The underlying proceeding concerns the March 2012 decision of the Minister to approve a Master Development Agreement with the co-respondent Glacier Resorts Ltd. for the development of the Jumbo ski resort in the East Kootenays. The petitioners allege that the Minister failed to satisfy the duty to consult and accommodate, and that the development of the ski resort would infringe their rights under s. 2(a) of the Charter of Rights and Freedoms. They allege that the area of the proposed ski resort is a sacred area known as Qat’muk, and seek a permanent injunction to prohibit any development in the area.
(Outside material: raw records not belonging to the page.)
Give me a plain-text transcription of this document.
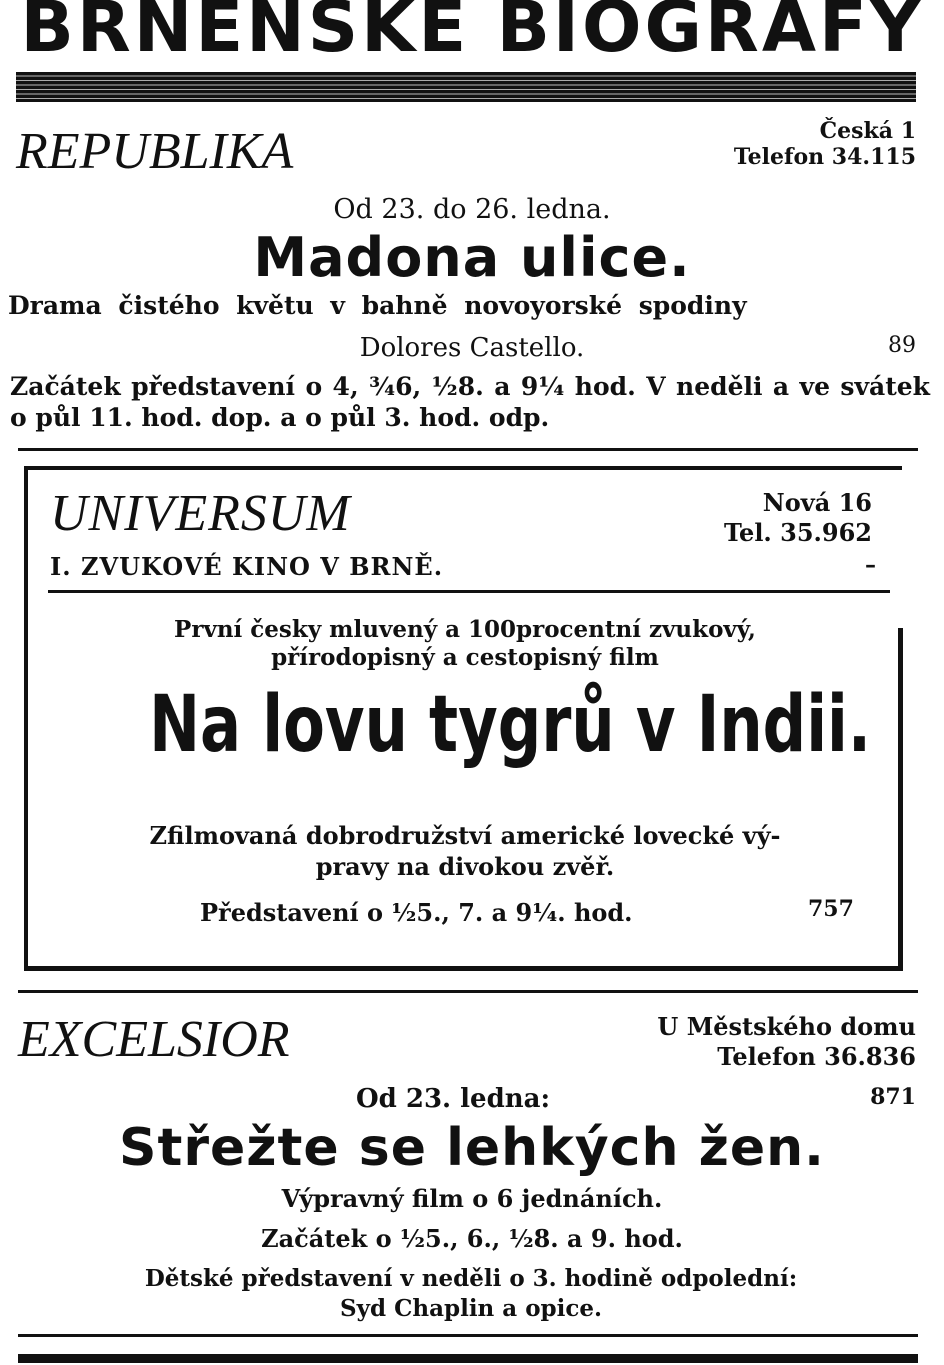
BRNENSKE BIOGRAFY
REPUBLIKA	Česká 1
Telefon 34.115
Od 23. do 26. ledna.
Madona ulice.
Drama čistého květu v bahně novoyorské spodiny
Dolores Castello.	89
Začátek představení o 4, ¾6, ½8. a 9¼ hod. V neděli a ve svátek o půl 11. hod. dop. a o půl 3. hod. odp.
UNIVERSUM
I. ZVUKOVÉ KINO V BRNĚ.
Nová 16
Tel. 35.962
–
První česky mluvený a 100procentní zvukový,
přírodopisný a cestopisný film
Na lovu tygrů v Indii.
Zfilmovaná dobrodružství americké lovecké vý-
pravy na divokou zvěř.
Představení o ½5., 7. a 9¼. hod.	757
EXCELSIOR	U Městského domu
Telefon 36.836
Od 23. ledna:	871
Střežte se lehkých žen.
Výpravný film o 6 jednáních.
Začátek o ½5., 6., ½8. a 9. hod.
Dětské představení v neděli o 3. hodině odpolední:
Syd Chaplin a opice.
A two-week hearing was scheduled for January 2014 in Vancouver, although a Notice of Hearing had not yet been filed. In November 2013, the petitioners filed this application for an order that the hearing take place in Cranbrook. In oral reasons, Sewell J. dismissed the application. The parties agreed that the applicable test for change of venue can be found in cases like McPhatter (1966) and Stoney Creek (1997).  Sewell J. held that, in the circumstances of this case, the application for a change of venue was effectively an application for an adjournment. The evidence demonstrated that it was unlikely that a 10-day hearing could be scheduled for Cranbrook during 2014 unless there was a form of special sitting. There would be substantial prejudice to Glacier Resorts since it is obligated by the terms of the Environmental Assessment Certificate to begin substantial construction by October 2014. Sewell J. stated that there was some merit to the petitioners’ submissions that it is preferable to have matters of local importance heard in the area that is affected by the proceeding, and that it is appropriate to have the proceeding accessible to observation and participation by the affected First Nation. However, the balance of convenience overwhelmingly required the hearing to take place in January 2014, which meant that it must be held in Vancouver.

The case is not reported. We note that the 10-day hearing took place before Mr. Justice John Savage in January 2014, and the Court reserved judgment.